Una straordinaria carriera

Ma non di solo calcio si nutrì la sua lunga parabola professionale. Sandro aveva infatti accumulato negli anni molte passioni ed amori. Da giovane aveva studiato da violinista e con lo spartito aveva imparato ad apprezzare tutta la musica classica, anche se poi si era lasciato stregare dalla leggera modernità e dall’Italia della canzonetta, dal facile refrain e dai sipari più leggendari.

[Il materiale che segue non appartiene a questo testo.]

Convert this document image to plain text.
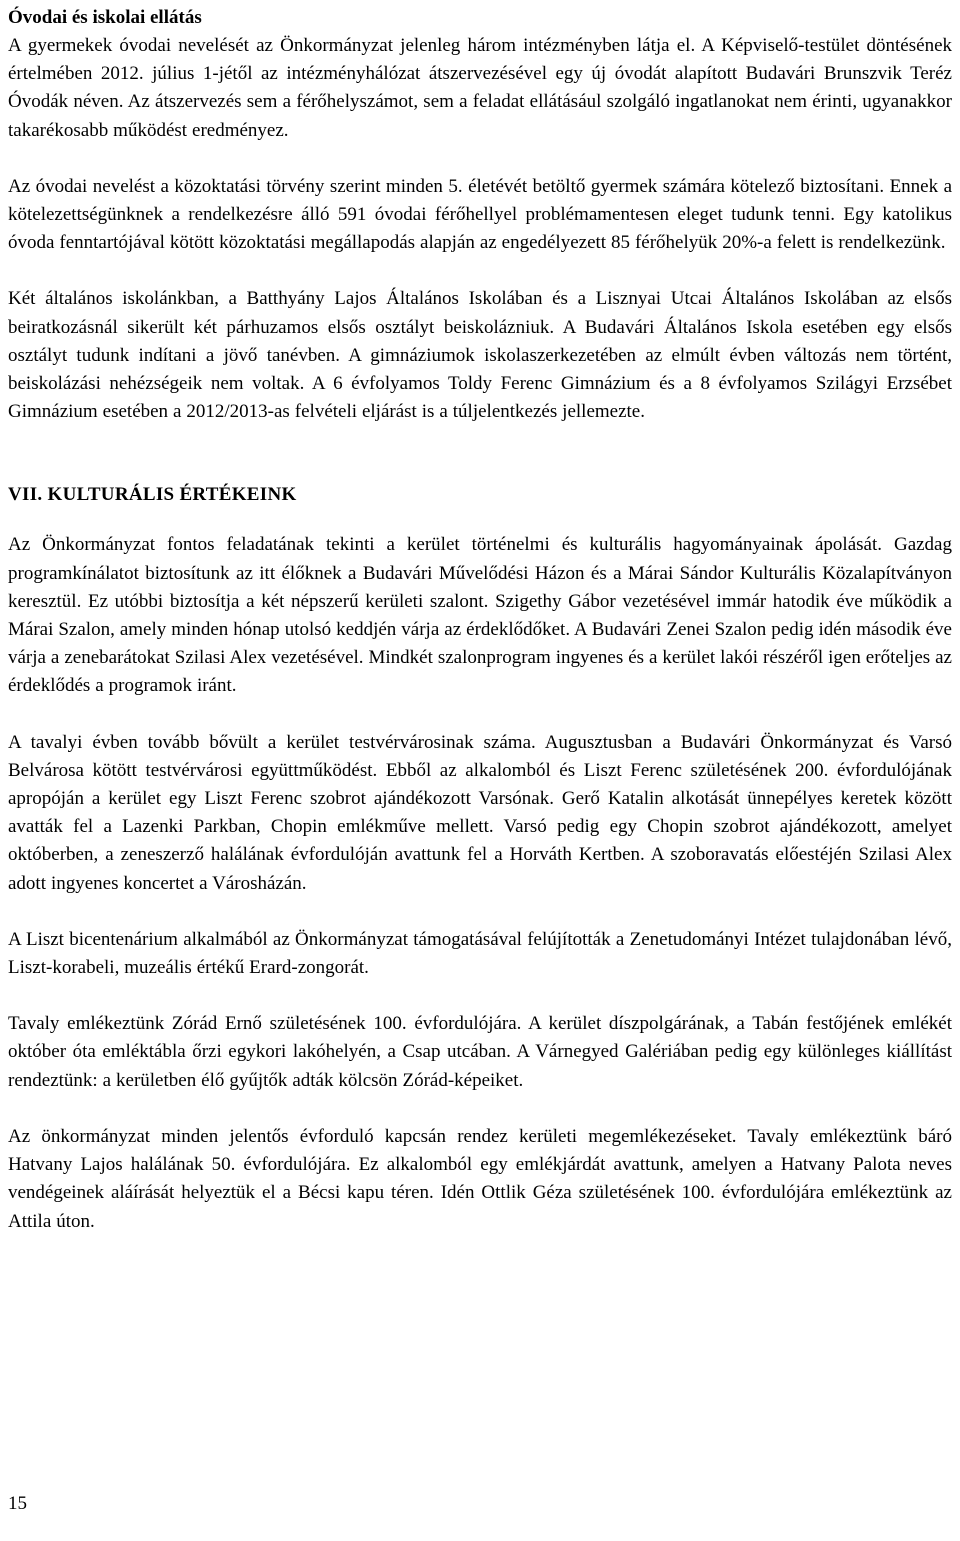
Óvodai és iskolai ellátás

A gyermekek óvodai nevelését az Önkormányzat jelenleg három intézményben látja el. A Képviselő-testület döntésének értelmében 2012. július 1-jétől az intézményhálózat átszervezésével egy új óvodát alapított Budavári Brunszvik Teréz Óvodák néven. Az átszervezés sem a férőhelyszámot, sem a feladat ellátásául szolgáló ingatlanokat nem érinti, ugyanakkor takarékosabb működést eredményez.

Az óvodai nevelést a közoktatási törvény szerint minden 5. életévét betöltő gyermek számára kötelező biztosítani. Ennek a kötelezettségünknek a rendelkezésre álló 591 óvodai férőhellyel problémamentesen eleget tudunk tenni. Egy katolikus óvoda fenntartójával kötött közoktatási megállapodás alapján az engedélyezett 85 férőhelyük 20%-a felett is rendelkezünk.

Két általános iskolánkban, a Batthyány Lajos Általános Iskolában és a Lisznyai Utcai Általános Iskolában az elsős beiratkozásnál sikerült két párhuzamos elsős osztályt beiskolázniuk. A Budavári Általános Iskola esetében egy elsős osztályt tudunk indítani a jövő tanévben. A gimnáziumok iskolaszerkezetében az elmúlt évben változás nem történt, beiskolázási nehézségeik nem voltak. A 6 évfolyamos Toldy Ferenc Gimnázium és a 8 évfolyamos Szilágyi Erzsébet Gimnázium esetében a 2012/2013-as felvételi eljárást is a túljelentkezés jellemezte.

VII. KULTURÁLIS ÉRTÉKEINK

Az Önkormányzat fontos feladatának tekinti a kerület történelmi és kulturális hagyományainak ápolását. Gazdag programkínálatot biztosítunk az itt élőknek a Budavári Művelődési Házon és a Márai Sándor Kulturális Közalapítványon keresztül. Ez utóbbi biztosítja a két népszerű kerületi szalont. Szigethy Gábor vezetésével immár hatodik éve működik a Márai Szalon, amely minden hónap utolsó keddjén várja az érdeklődőket. A Budavári Zenei Szalon pedig idén második éve várja a zenebarátokat Szilasi Alex vezetésével. Mindkét szalonprogram ingyenes és a kerület lakói részéről igen erőteljes az érdeklődés a programok iránt.

A tavalyi évben tovább bővült a kerület testvérvárosinak száma. Augusztusban a Budavári Önkormányzat és Varsó Belvárosa kötött testvérvárosi együttműködést. Ebből az alkalomból és Liszt Ferenc születésének 200. évfordulójának apropóján a kerület egy Liszt Ferenc szobrot ajándékozott Varsónak. Gerő Katalin alkotását ünnepélyes keretek között avatták fel a Lazenki Parkban, Chopin emlékműve mellett. Varsó pedig egy Chopin szobrot ajándékozott, amelyet októberben, a zeneszerző halálának évfordulóján avattunk fel a Horváth Kertben. A szoboravatás előestéjén Szilasi Alex adott ingyenes koncertet a Városházán.

A Liszt bicentenárium alkalmából az Önkormányzat támogatásával felújították a Zenetudományi Intézet tulajdonában lévő, Liszt-korabeli, muzeális értékű Erard-zongorát.

Tavaly emlékeztünk Zórád Ernő születésének 100. évfordulójára. A kerület díszpolgárának, a Tabán festőjének emlékét október óta emléktábla őrzi egykori lakóhelyén, a Csap utcában. A Várnegyed Galériában pedig egy különleges kiállítást rendeztünk: a kerületben élő gyűjtők adták kölcsön Zórád-képeiket.

Az önkormányzat minden jelentős évforduló kapcsán rendez kerületi megemlékezéseket. Tavaly emlékeztünk báró Hatvany Lajos halálának 50. évfordulójára. Ez alkalomból egy emlékjárdát avattunk, amelyen a Hatvany Palota neves vendégeinek aláírását helyeztük el a Bécsi kapu téren. Idén Ottlik Géza születésének 100. évfordulójára emlékeztünk az Attila úton.

15
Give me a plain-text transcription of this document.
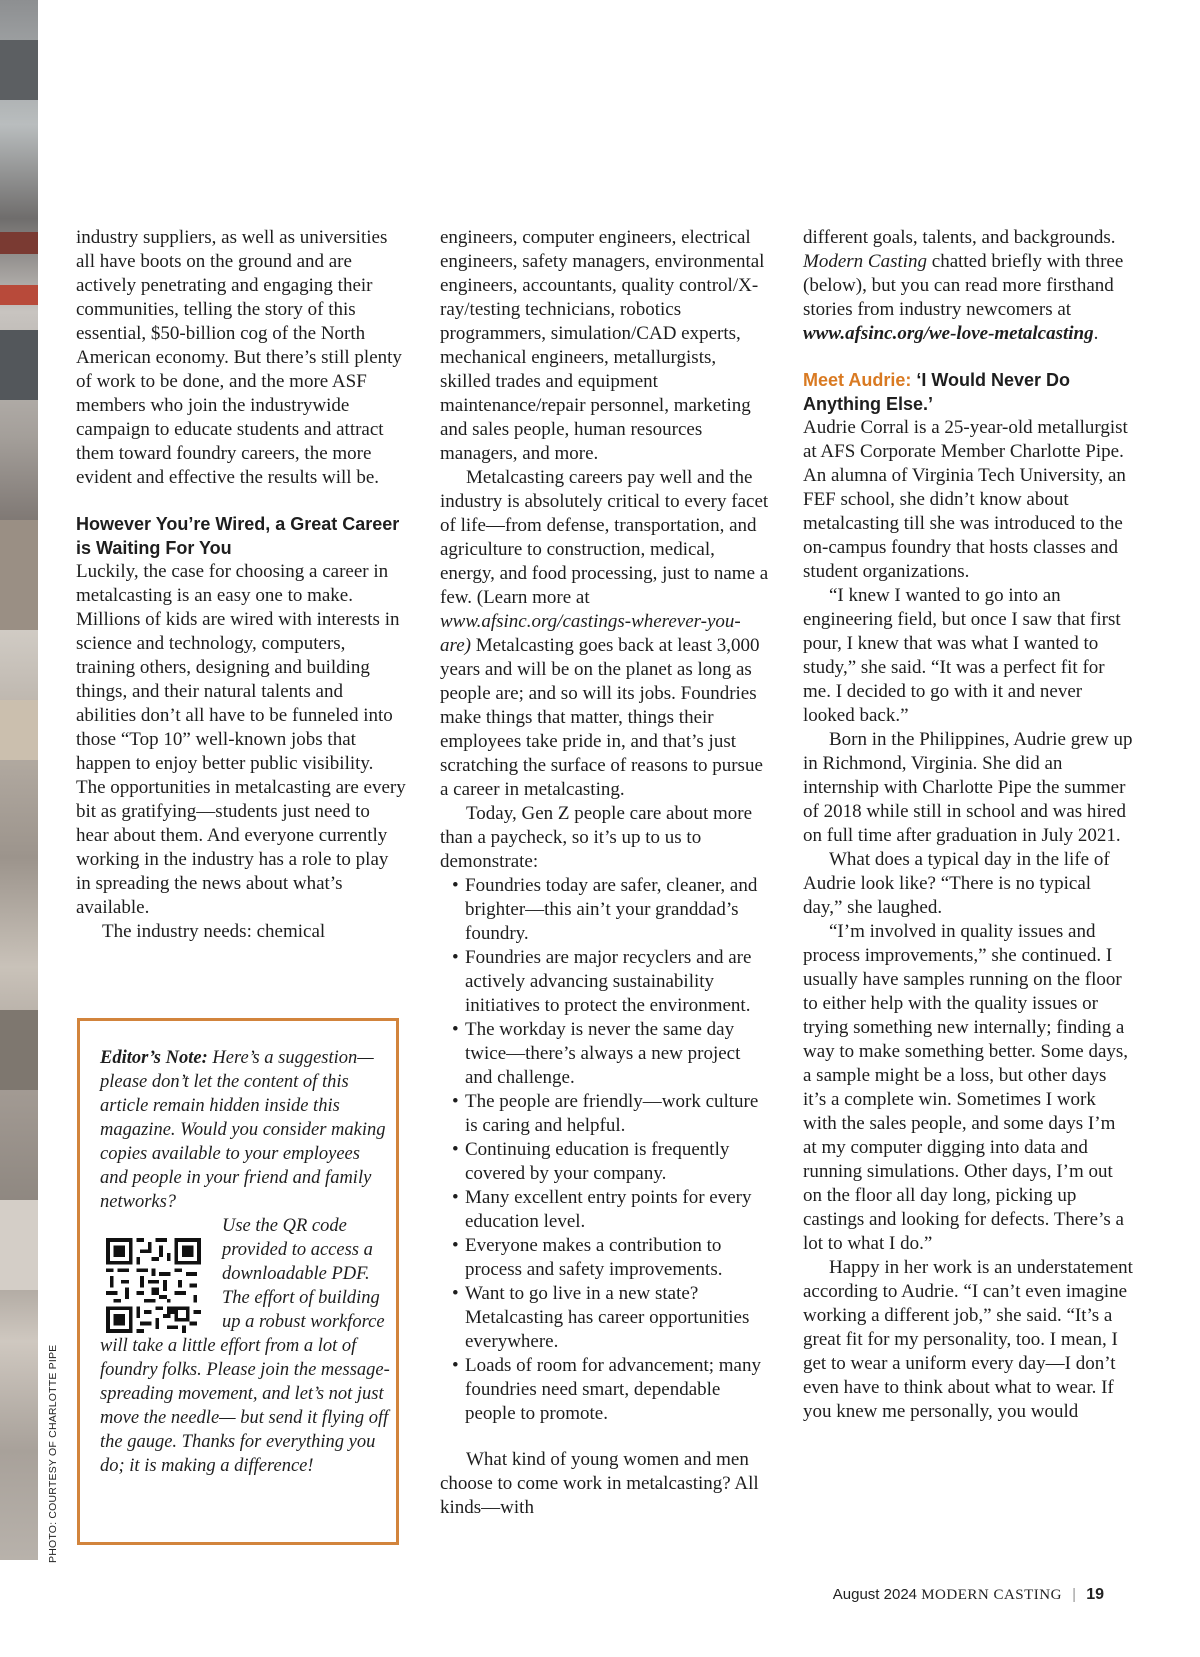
PHOTO: COURTESY OF CHARLOTTE PIPE

industry suppliers, as well as universities all have boots on the ground and are actively penetrating and engaging their communities, telling the story of this essential, $50-billion cog of the North American economy. But there’s still plenty of work to be done, and the more ASF members who join the industrywide campaign to educate students and attract them toward foundry careers, the more evident and effective the results will be.

However You’re Wired, a Great Career is Waiting For You

Luckily, the case for choosing a career in metalcasting is an easy one to make. Millions of kids are wired with interests in science and technology, computers, training others, designing and building things, and their natural talents and abilities don’t all have to be funneled into those “Top 10” well-known jobs that happen to enjoy better public visibility. The opportunities in metalcasting are every bit as gratifying––students just need to hear about them. And everyone currently working in the industry has a role to play in spreading the news about what’s available.

The industry needs: chemical

Editor’s Note: Here’s a suggestion—please don’t let the content of this article remain hidden inside this magazine. Would you consider making copies available to your employees and people in your friend and family networks?

Use the QR code provided to access a downloadable PDF. The effort of building up a robust workforce

will take a little effort from a lot of foundry folks. Please join the message-spreading movement, and let’s not just move the needle— but send it flying off the gauge. Thanks for everything you do; it is making a difference!

engineers, computer engineers, electrical engineers, safety managers, environmental engineers, accountants, quality control/X-ray/testing technicians, robotics programmers, simulation/CAD experts, mechanical engineers, metallurgists, skilled trades and equipment maintenance/repair personnel, marketing and sales people, human resources managers, and more.

Metalcasting careers pay well and the industry is absolutely critical to every facet of life—from defense, transportation, and agriculture to construction, medical, energy, and food processing, just to name a few. (Learn more at www.afsinc.org/castings-wherever-you-are) Metalcasting goes back at least 3,000 years and will be on the planet as long as people are; and so will its jobs. Foundries make things that matter, things their employees take pride in, and that’s just scratching the surface of reasons to pursue a career in metalcasting.

Today, Gen Z people care about more than a paycheck, so it’s up to us to demonstrate:

• Foundries today are safer, cleaner, and brighter––this ain’t your granddad’s foundry.
• Foundries are major recyclers and are actively advancing sustainability initiatives to protect the environment.
• The workday is never the same day twice––there’s always a new project and challenge.
• The people are friendly––work culture is caring and helpful.
• Continuing education is frequently covered by your company.
• Many excellent entry points for every education level.
• Everyone makes a contribution to process and safety improvements.
• Want to go live in a new state? Metalcasting has career opportunities everywhere.
• Loads of room for advancement; many foundries need smart, dependable people to promote.

What kind of young women and men choose to come work in metalcasting? All kinds––with

different goals, talents, and backgrounds. Modern Casting chatted briefly with three (below), but you can read more firsthand stories from industry newcomers at www.afsinc.org/we-love-metalcasting.

Meet Audrie: ‘I Would Never Do Anything Else.’

Audrie Corral is a 25-year-old metallurgist at AFS Corporate Member Charlotte Pipe. An alumna of Virginia Tech University, an FEF school, she didn’t know about metalcasting till she was introduced to the on-campus foundry that hosts classes and student organizations.

“I knew I wanted to go into an engineering field, but once I saw that first pour, I knew that was what I wanted to study,” she said. “It was a perfect fit for me. I decided to go with it and never looked back.”

Born in the Philippines, Audrie grew up in Richmond, Virginia. She did an internship with Charlotte Pipe the summer of 2018 while still in school and was hired on full time after graduation in July 2021.

What does a typical day in the life of Audrie look like? “There is no typical day,” she laughed.

“I’m involved in quality issues and process improvements,” she continued. I usually have samples running on the floor to either help with the quality issues or trying something new internally; finding a way to make something better. Some days, a sample might be a loss, but other days it’s a complete win. Sometimes I work with the sales people, and some days I’m at my computer digging into data and running simulations. Other days, I’m out on the floor all day long, picking up castings and looking for defects. There’s a lot to what I do.”

Happy in her work is an understatement according to Audrie. “I can’t even imagine working a different job,” she said. “It’s a great fit for my personality, too. I mean, I get to wear a uniform every day—I don’t even have to think about what to wear. If you knew me personally, you would

August 2024 MODERN CASTING | 19
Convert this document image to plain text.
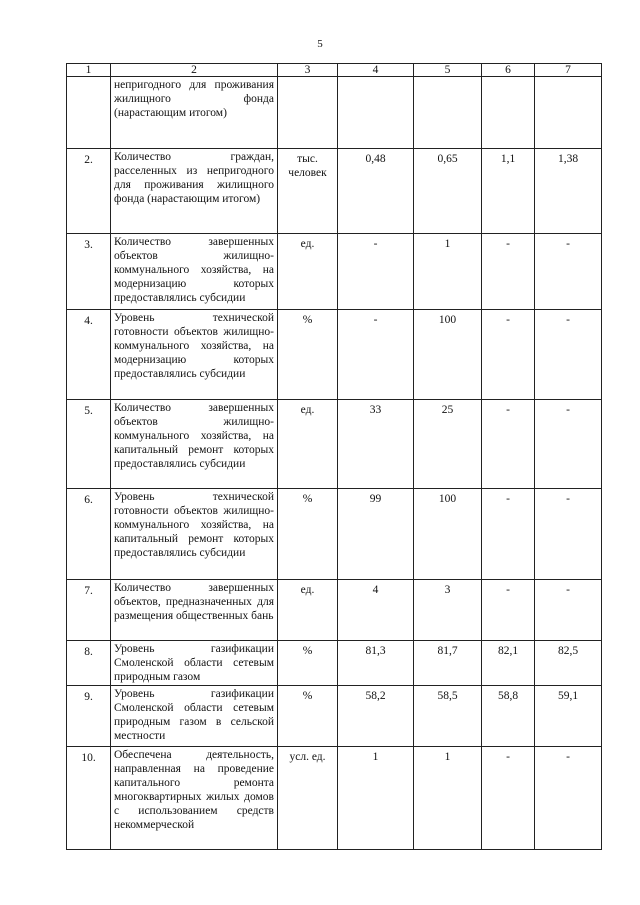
5
1	2	3	4	5	6	7
	непригодного для проживания жилищного фонда (нарастающим итогом)					
2.	Количество граждан, расселенных из непригодного для проживания жилищного фонда (нарастающим итогом)	тыс. человек	0,48	0,65	1,1	1,38
3.	Количество завершенных объектов жилищно-коммунального хозяйства, на модернизацию которых предоставлялись субсидии	ед.	-	1	-	-
4.	Уровень технической готовности объектов жилищно-коммунального хозяйства, на модернизацию которых предоставлялись субсидии	%	-	100	-	-
5.	Количество завершенных объектов жилищно-коммунального хозяйства, на капитальный ремонт которых предоставлялись субсидии	ед.	33	25	-	-
6.	Уровень технической готовности объектов жилищно-коммунального хозяйства, на капитальный ремонт которых предоставлялись субсидии	%	99	100	-	-
7.	Количество завершенных объектов, предназначенных для размещения общественных бань	ед.	4	3	-	-
8.	Уровень газификации Смоленской области сетевым природным газом	%	81,3	81,7	82,1	82,5
9.	Уровень газификации Смоленской области сетевым природным газом в сельской местности	%	58,2	58,5	58,8	59,1
10.	Обеспечена деятельность, направленная на проведение капитального ремонта многоквартирных жилых домов с использованием средств некоммерческой	усл. ед.	1	1	-	-
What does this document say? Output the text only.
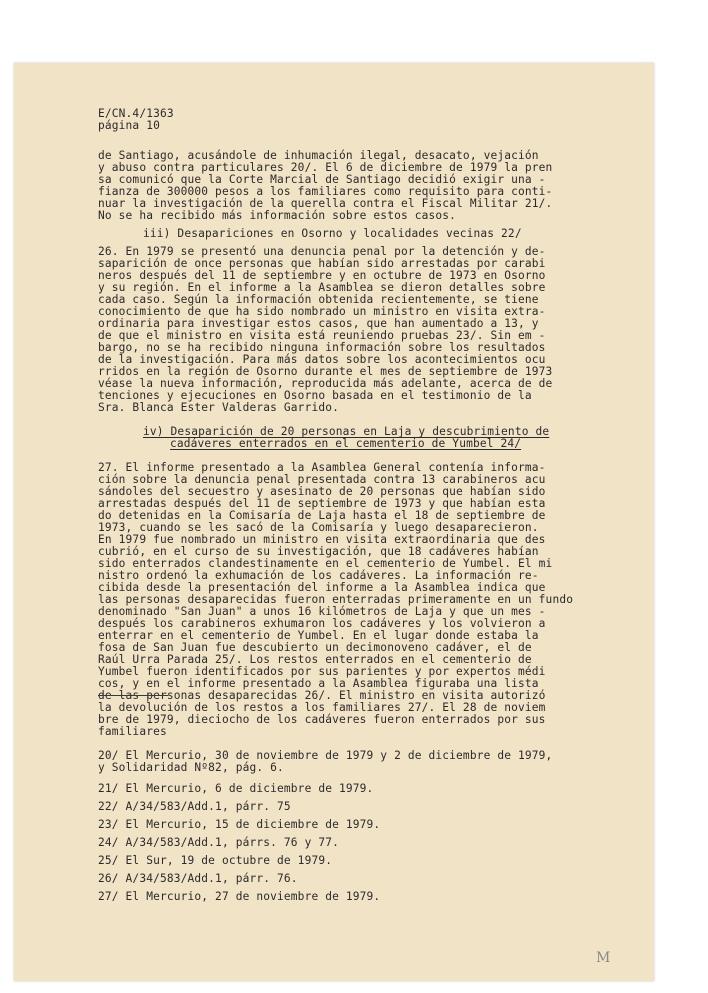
E/CN.4/1363
página 10
de Santiago, acusándole de inhumación ilegal, desacato, vejación
y abuso contra particulares 20/. El 6 de diciembre de 1979 la pren
sa comunicó que la Corte Marcial de Santiago decidió exigir una -
fianza de 300000 pesos a los familiares como requisito para conti-
nuar la investigación de la querella contra el Fiscal Militar 21/.
No se ha recibido más información sobre estos casos.
iii) Desapariciones en Osorno y localidades vecinas 22/
26. En 1979 se presentó una denuncia penal por la detención y de-
saparición de once personas que habían sido arrestadas por carabi
neros después del 11 de septiembre y en octubre de 1973 en Osorno
y su región. En el informe a la Asamblea se dieron detalles sobre
cada caso. Según la información obtenida recientemente, se tiene
conocimiento de que ha sido nombrado un ministro en visita extra-
ordinaria para investigar estos casos, que han aumentado a 13, y
de que el ministro en visita está reuniendo pruebas 23/. Sin em -
bargo, no se ha recibido ninguna información sobre los resultados
de la investigación. Para más datos sobre los acontecimientos ocu
rridos en la región de Osorno durante el mes de septiembre de 1973
véase la nueva información, reproducida más adelante, acerca de de
tenciones y ejecuciones en Osorno basada en el testimonio de la
Sra. Blanca Ester Valderas Garrido.
iv) Desaparición de 20 personas en Laja y descubrimiento de
cadáveres enterrados en el cementerio de Yumbel 24/
27. El informe presentado a la Asamblea General contenía informa-
ción sobre la denuncia penal presentada contra 13 carabineros acu
sándoles del secuestro y asesinato de 20 personas que habían sido
arrestadas después del 11 de septiembre de 1973 y que habían esta
do detenidas en la Comisaría de Laja hasta el 18 de septiembre de
1973, cuando se les sacó de la Comisaría y luego desaparecieron.
En 1979 fue nombrado un ministro en visita extraordinaria que des
cubrió, en el curso de su investigación, que 18 cadáveres habían
sido enterrados clandestinamente en el cementerio de Yumbel. El mi
nistro ordenó la exhumación de los cadáveres. La información re-
cibida desde la presentación del informe a la Asamblea indica que
las personas desaparecidas fueron enterradas primeramente en un fundo
denominado "San Juan" a unos 16 kilómetros de Laja y que un mes -
después los carabineros exhumaron los cadáveres y los volvieron a
enterrar en el cementerio de Yumbel. En el lugar donde estaba la
fosa de San Juan fue descubierto un decimonoveno cadáver, el de
Raúl Urra Parada 25/. Los restos enterrados en el cementerio de
Yumbel fueron identificados por sus parientes y por expertos médi
cos, y en el informe presentado a la Asamblea figuraba una lista
de las personas desaparecidas 26/. El ministro en visita autorizó
la devolución de los restos a los familiares 27/. El 28 de noviem
bre de 1979, dieciocho de los cadáveres fueron enterrados por sus
familiares
20/ El Mercurio, 30 de noviembre de 1979 y 2 de diciembre de 1979,
y Solidaridad Nº82, pág. 6.
21/ El Mercurio, 6 de diciembre de 1979.
22/ A/34/583/Add.1, párr. 75
23/ El Mercurio, 15 de diciembre de 1979.
24/ A/34/583/Add.1, párrs. 76 y 77.
25/ El Sur, 19 de octubre de 1979.
26/ A/34/583/Add.1, párr. 76.
27/ El Mercurio, 27 de noviembre de 1979.
M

Ciotti prilegiava i grandi autori, il jazz di Duke Ellington, l’ironia graffiante di Enzo Jannacci, il fantasmagorico tourbillon di Dario Fo e il cabaret di Gigi Proietti. Possedeva e curava con gelosia una sterminata collezione composta da migliaia di dischi e trascorreva ore con gli amici al tavolo da biliardo. Respirava anche il cinema e le sue atmosfere e si era anche cimentato, in qualità di giornalista, alla regia di due bellissimi documentari dedicati alla vita di Luigi Tenco e Lorenzo Bandini. Da quando era arrivato in Rai aveva sempre cercato di lavorare con qualità e umanità. Queste due caratteristiche rimasero, al pari del timbro vocale, la sua vera firma. Si spense, all’età di settantaquattro anni, il 18 luglio 2003 dopo una lunga malattia. Prima di andarsene lasciò ai posteri la sua autobiografia, “Quarant’anni di parole”, ricca di episodi, citazioni e curiose circostanze. Tra quelle pagine descrisse con grande intelligenza l’arduo compito a cui era stato chiamato e che sempre assolse con grande signorilità e classe. “La radiocronaca è un esercizio più alto della telecronaca. E’ come una splendida amante che però va rispettata come se fosse una moglie. Un esaltante modo di comunicare, in diretta, a milioni di ascoltatori che pendono dalle tue labbra e che obbliga però a un’attenzione feroce».